白い花園が咲いた時
いつもより遅い時間になりましたが更新します。
冷えた風が森の合間を駆け抜ける。
夏の夕方だというのに、背筋がぞくぞくして寒気が止まらない。
目の前の四方から迫る脅威とは別だ。
九つの首がそれぞれの牙を立て襲い掛かるヒュドラ、でも、前方から槍や剣、弓を構える敵兵でもない。ヒュドラの首の動きが止まっている。
「姫様‥‥?」
振り返ると、炎のように真っ赤な花がドルイドの象徴たる『羽衣蔦』から咲いている。紫に染まった髪が揺れる。そして、緑の葉っぱが不自然にポーアの周りを回る。
その発生源であるポーア様から感じる。魔力がすり変わるように唐突にポーア様の魔力の質が変わった。先程の暖かな日差しのような魔力から降りしきる雨のように冷たい魔力。
「グラス‥‥‥‥いえ、団長。
向かってくる兵を御願いします。

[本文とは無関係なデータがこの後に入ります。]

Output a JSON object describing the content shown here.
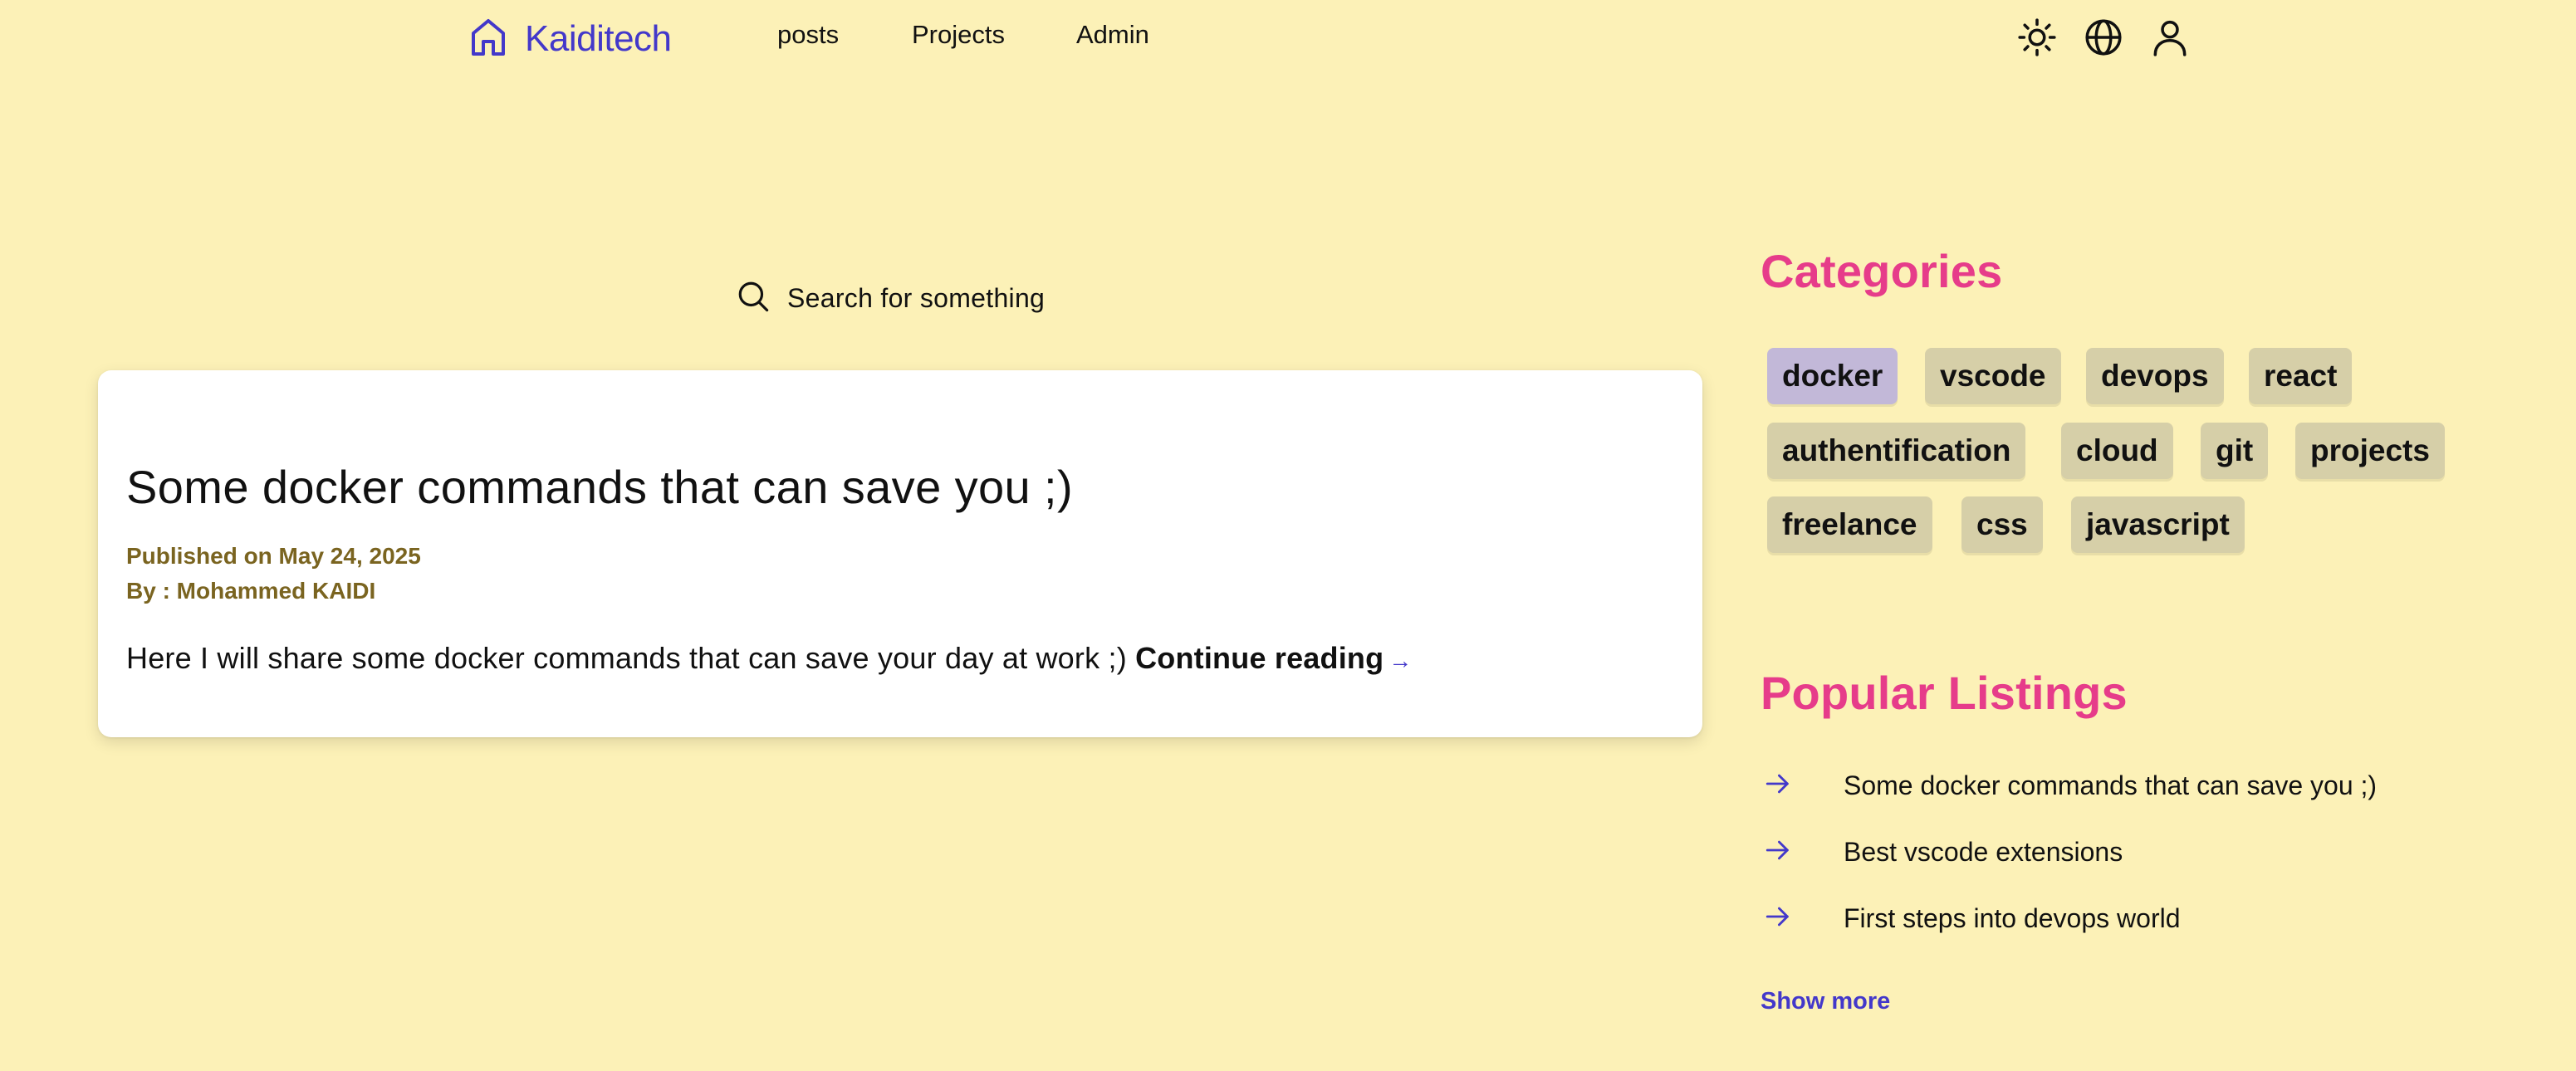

」
ひらりとスカートを翻して背後から迫るヒュドラの方へと向き直る。声音を聞いた瞬間、ピリピリと肌を指すような痛みが走る。
「声に、魔力が?」
声の空気が振動する音波に乗り、魔力がポーアから漏れ出ている。
神器<盾>は今までに、『声』に表すことで魔法の現象を起こしてきた。だが、それはポーアの意思によって成されていたこと。魔力が普段の声に流れる事などは、今までに無かった。
ヒュドラが最も魔力の高いポーアを狙い打つ。
人口的に作られた魔物でもその性質は変わらない。グラスが思わず飛び出す。
九つの内の二つの頭がその巨大な口を開く。
木々を縫うように動き、ポーアを喰らう為に迫る。
「侮られたモノですね、たかが二つ。それだけではわたくしを仕留められるとでも思ったのですか?」
ポーアが右手を上げて親指と中指を合わせる。
そして、
パッチン!!
―――――森に指をスナップした音が鳴る。
「「「えっ?」」」
グラスも他の兵士も。駆け寄ろうとした者、そして敵兵までもその場にいた全員がその光景を見て驚愕し固まる。

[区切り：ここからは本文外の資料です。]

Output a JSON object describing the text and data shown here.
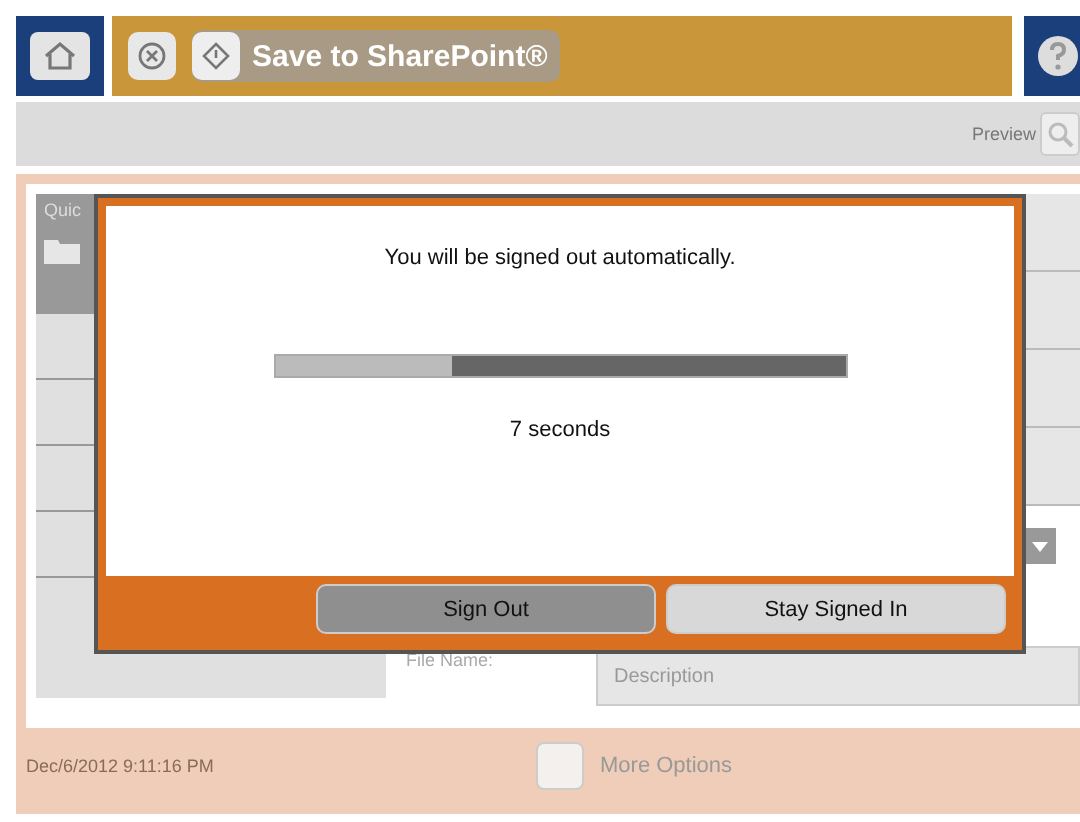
{
  "header": {
    "title": "Save to SharePoint®"
  },
  "toolbar": {
    "preview_label": "Preview"
  },
  "sidebar": {
    "label": "Quic"
  },
  "form": {
    "file_name_label": "File Name:",
    "description_placeholder": "Description"
  },
  "footer": {
    "timestamp": "Dec/6/2012 9:11:16 PM",
    "more_options": "More Options"
  },
  "dialog": {
    "message": "You will be signed out automatically.",
    "countdown": {
      "level": 0.31
    },
    "remaining": "7 seconds",
    "buttons": [
      {
        "label": "Sign Out",
        "kind": "dark"
      },
      {
        "label": "Stay Signed In",
        "kind": "light"
      }
    ]
  }
}
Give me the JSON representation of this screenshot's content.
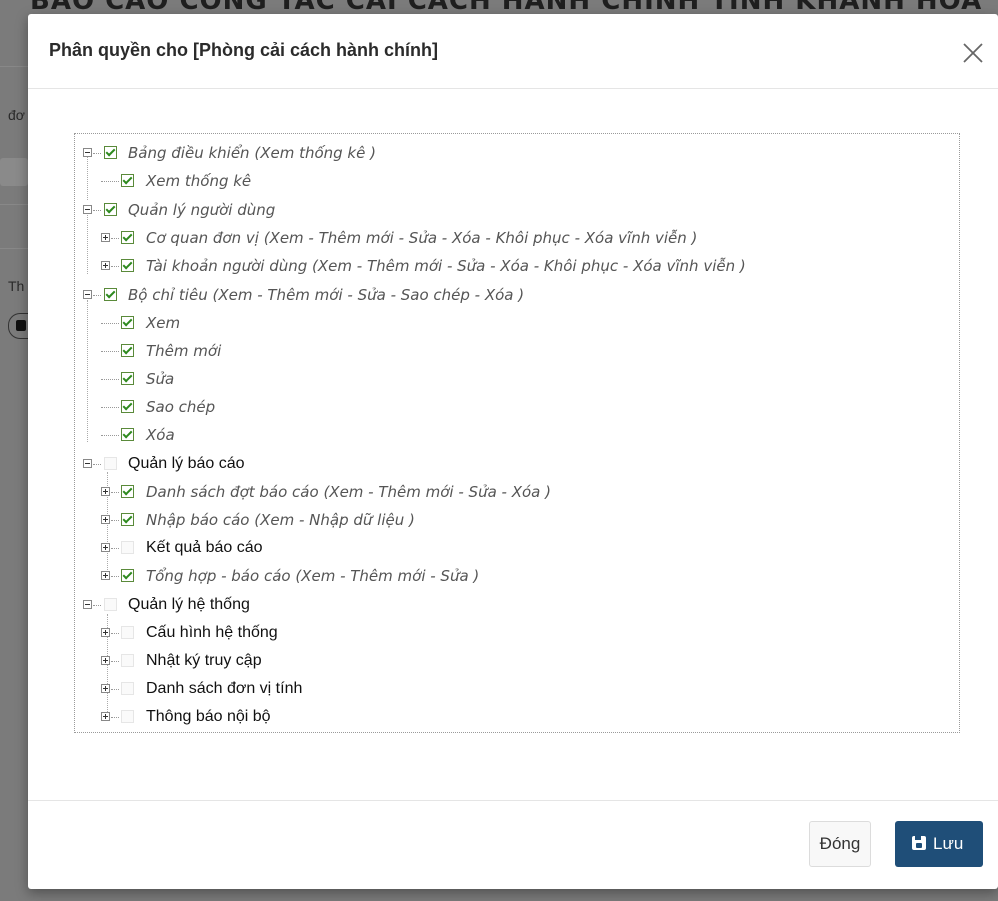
{
  "background": {
    "title": "BÁO CÁO CÔNG TÁC CẢI CÁCH HÀNH CHÍNH TỈNH KHÁNH HÒA",
    "frag_a": "đơ",
    "frag_b": "Th"
  },
  "modal": {
    "title": "Phân quyền cho [Phòng cải cách hành chính]",
    "close_icon": "close-icon"
  },
  "tree": {
    "n1": {
      "label": "Bảng điều khiển (Xem thống kê )",
      "checked": true
    },
    "n1_1": {
      "label": "Xem thống kê",
      "checked": true
    },
    "n2": {
      "label": "Quản lý người dùng",
      "checked": true
    },
    "n2_1": {
      "label": "Cơ quan đơn vị (Xem - Thêm mới - Sửa - Xóa - Khôi phục - Xóa vĩnh viễn )",
      "checked": true
    },
    "n2_2": {
      "label": "Tài khoản người dùng (Xem - Thêm mới - Sửa - Xóa - Khôi phục - Xóa vĩnh viễn )",
      "checked": true
    },
    "n3": {
      "label": "Bộ chỉ tiêu (Xem - Thêm mới - Sửa - Sao chép - Xóa )",
      "checked": true
    },
    "n3_1": {
      "label": "Xem",
      "checked": true
    },
    "n3_2": {
      "label": "Thêm mới",
      "checked": true
    },
    "n3_3": {
      "label": "Sửa",
      "checked": true
    },
    "n3_4": {
      "label": "Sao chép",
      "checked": true
    },
    "n3_5": {
      "label": "Xóa",
      "checked": true
    },
    "n4": {
      "label": "Quản lý báo cáo",
      "checked": false
    },
    "n4_1": {
      "label": "Danh sách đợt báo cáo (Xem - Thêm mới - Sửa - Xóa )",
      "checked": true
    },
    "n4_2": {
      "label": "Nhập báo cáo (Xem - Nhập dữ liệu )",
      "checked": true
    },
    "n4_3": {
      "label": "Kết quả báo cáo",
      "checked": false
    },
    "n4_4": {
      "label": "Tổng hợp - báo cáo (Xem - Thêm mới - Sửa )",
      "checked": true
    },
    "n5": {
      "label": "Quản lý hệ thống",
      "checked": false
    },
    "n5_1": {
      "label": "Cấu hình hệ thống",
      "checked": false
    },
    "n5_2": {
      "label": "Nhật ký truy cập",
      "checked": false
    },
    "n5_3": {
      "label": "Danh sách đơn vị tính",
      "checked": false
    },
    "n5_4": {
      "label": "Thông báo nội bộ",
      "checked": false
    }
  },
  "footer": {
    "close_label": "Đóng",
    "save_label": "Lưu"
  }
}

音が鳴った後、ガタンと地響きを鳴らして地面に落下。そして、少しの間、痙攣したようにビクビク動いた後に完全に動きを停止させる。
「なっ、おい、貴様!!い、一体何をしただニか!!」
耳障りな叔父様のキャンキャンと怒鳴り散らす声が耳に届く。
先程まで牙を剥いて食い掛からんと襲って来たヒュドラの頭が二つ。目と鼻の先に転がっている。そして、着れ落ちた断面から大量のヒュドラの血が噴水のように溢れ出る。

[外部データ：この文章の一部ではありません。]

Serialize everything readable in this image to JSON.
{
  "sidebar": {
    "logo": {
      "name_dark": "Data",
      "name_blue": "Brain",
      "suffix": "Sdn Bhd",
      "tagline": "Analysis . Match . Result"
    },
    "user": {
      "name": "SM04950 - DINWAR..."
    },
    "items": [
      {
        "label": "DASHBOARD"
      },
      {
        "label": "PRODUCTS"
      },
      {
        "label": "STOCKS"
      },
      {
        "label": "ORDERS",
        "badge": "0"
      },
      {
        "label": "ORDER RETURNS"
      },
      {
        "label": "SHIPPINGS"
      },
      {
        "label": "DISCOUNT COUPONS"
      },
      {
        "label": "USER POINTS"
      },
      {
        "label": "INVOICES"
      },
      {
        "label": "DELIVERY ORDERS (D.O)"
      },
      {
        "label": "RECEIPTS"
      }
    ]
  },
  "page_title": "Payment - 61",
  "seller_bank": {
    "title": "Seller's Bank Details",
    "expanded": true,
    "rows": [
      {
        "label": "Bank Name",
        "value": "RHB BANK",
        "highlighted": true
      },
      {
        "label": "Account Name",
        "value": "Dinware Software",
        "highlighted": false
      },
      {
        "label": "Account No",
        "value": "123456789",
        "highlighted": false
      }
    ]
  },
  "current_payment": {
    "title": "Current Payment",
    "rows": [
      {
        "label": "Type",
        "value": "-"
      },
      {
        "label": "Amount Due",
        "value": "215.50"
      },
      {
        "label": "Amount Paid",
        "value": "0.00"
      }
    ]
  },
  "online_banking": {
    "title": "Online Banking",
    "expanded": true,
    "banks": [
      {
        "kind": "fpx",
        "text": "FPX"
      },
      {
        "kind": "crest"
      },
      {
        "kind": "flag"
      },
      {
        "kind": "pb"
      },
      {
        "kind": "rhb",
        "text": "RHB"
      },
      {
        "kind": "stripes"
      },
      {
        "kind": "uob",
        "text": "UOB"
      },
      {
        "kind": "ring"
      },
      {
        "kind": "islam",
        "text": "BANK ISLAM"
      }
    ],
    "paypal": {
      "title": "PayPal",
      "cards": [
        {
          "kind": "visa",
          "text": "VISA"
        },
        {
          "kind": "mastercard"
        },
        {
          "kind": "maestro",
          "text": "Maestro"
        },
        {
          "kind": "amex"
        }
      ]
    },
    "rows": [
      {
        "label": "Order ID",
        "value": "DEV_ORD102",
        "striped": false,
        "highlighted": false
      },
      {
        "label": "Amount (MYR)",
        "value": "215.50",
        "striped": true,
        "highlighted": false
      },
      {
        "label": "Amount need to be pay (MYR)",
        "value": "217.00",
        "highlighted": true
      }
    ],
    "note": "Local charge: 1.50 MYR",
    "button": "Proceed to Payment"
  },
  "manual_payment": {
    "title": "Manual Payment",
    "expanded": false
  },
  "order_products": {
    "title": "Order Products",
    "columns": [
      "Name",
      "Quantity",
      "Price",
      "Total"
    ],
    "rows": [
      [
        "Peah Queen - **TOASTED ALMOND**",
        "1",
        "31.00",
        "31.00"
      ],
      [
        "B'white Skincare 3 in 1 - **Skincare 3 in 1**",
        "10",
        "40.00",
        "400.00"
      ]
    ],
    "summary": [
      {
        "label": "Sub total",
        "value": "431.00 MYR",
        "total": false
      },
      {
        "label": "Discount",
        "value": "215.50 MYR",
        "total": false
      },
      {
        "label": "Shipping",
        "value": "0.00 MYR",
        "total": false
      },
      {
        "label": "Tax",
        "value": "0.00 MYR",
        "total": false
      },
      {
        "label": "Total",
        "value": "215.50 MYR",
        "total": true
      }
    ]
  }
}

残った七つの頭が痛みに堪えかねて、襲い掛かる事を中断して暴れ狂う。どうやら、痛覚は共有しているようだ。
「‥‥‥‥騒がしいです。
『少し、黙っててくれませんか?』」
ポーアの冷たい声が発せられると共に、大量の蔦植物が暴れまわるヒュドラの首を抑え、口を縛り付ける。抵抗するもなすすべなく、捕らわれて身動きが取れなくなる。
「グラス?」
「えっ、はい!!姫様!」
唐突にポーアに呼ばれ、少し間を開けて答える。
「叔父様は出来れば生け捕りにお願いします!
コレについてまだ確認しなければなりませんので‥‥!」
振り返ったポーアがニコリと笑う。いつもの暖かな笑顔だ。でも、飛び散ったヒュドラの血が頬についてとても不気味に見える。
「まさか、魔法の行使前に一瞬で終わるとは思いませんでした。」
ポーアが右手を再び振り上げる。ギチギチと細胞が千切れるような音を立てて締め上げる蔦植物の引っ張る力が増していく。
あと数回程、力を込めれば全ての首が千切れるというところで異変が生じる。
切り飛ばした首の断面に黒い煙が発生した後に何かが此方に向かって飛び出す。
「【蕾の盾】」
風船のようにふわりとした花の蕾の盾が自分を包み込む。衝撃の後に盾が消滅して消える。
盾が崩れ去り視界が見え始めた光景で先程の衝撃の正体を知る。
「‥‥‥‥やはり、簡単には行かなそうですね。」
驚いた顔をせず、ヒュドラを見つめるポーア。
ポーアが切り落としたヒュドラの首が二つ。紫の霧状の物質を口から吐く姿がそこにある。
吐いた霧状の物質に触れた分厚く強固な蔦が溶ける。そこにヒュドラの七つの頭が力を入れることで易々と引き千切れてしまう。
「グヒヒヒッ!!驚かすなだニ。
貴様らはいずれコイツに食われるだニ!!
魔力がある限りコイツは再生を繰り返すだニ。
貴様らの魔力は有限、だが、コイツの核は『神木の根』を使っているだニ。尽きるその時までせいぜい足掻けば良いだニ、グヒヒヒヒ、グヒヒヒッ!!」
「叔父様‥‥!!」
『神木様の根』を魔物の核に使う。それだけでも神木様、"ヒサカキ様"への無礼千万万死に値する。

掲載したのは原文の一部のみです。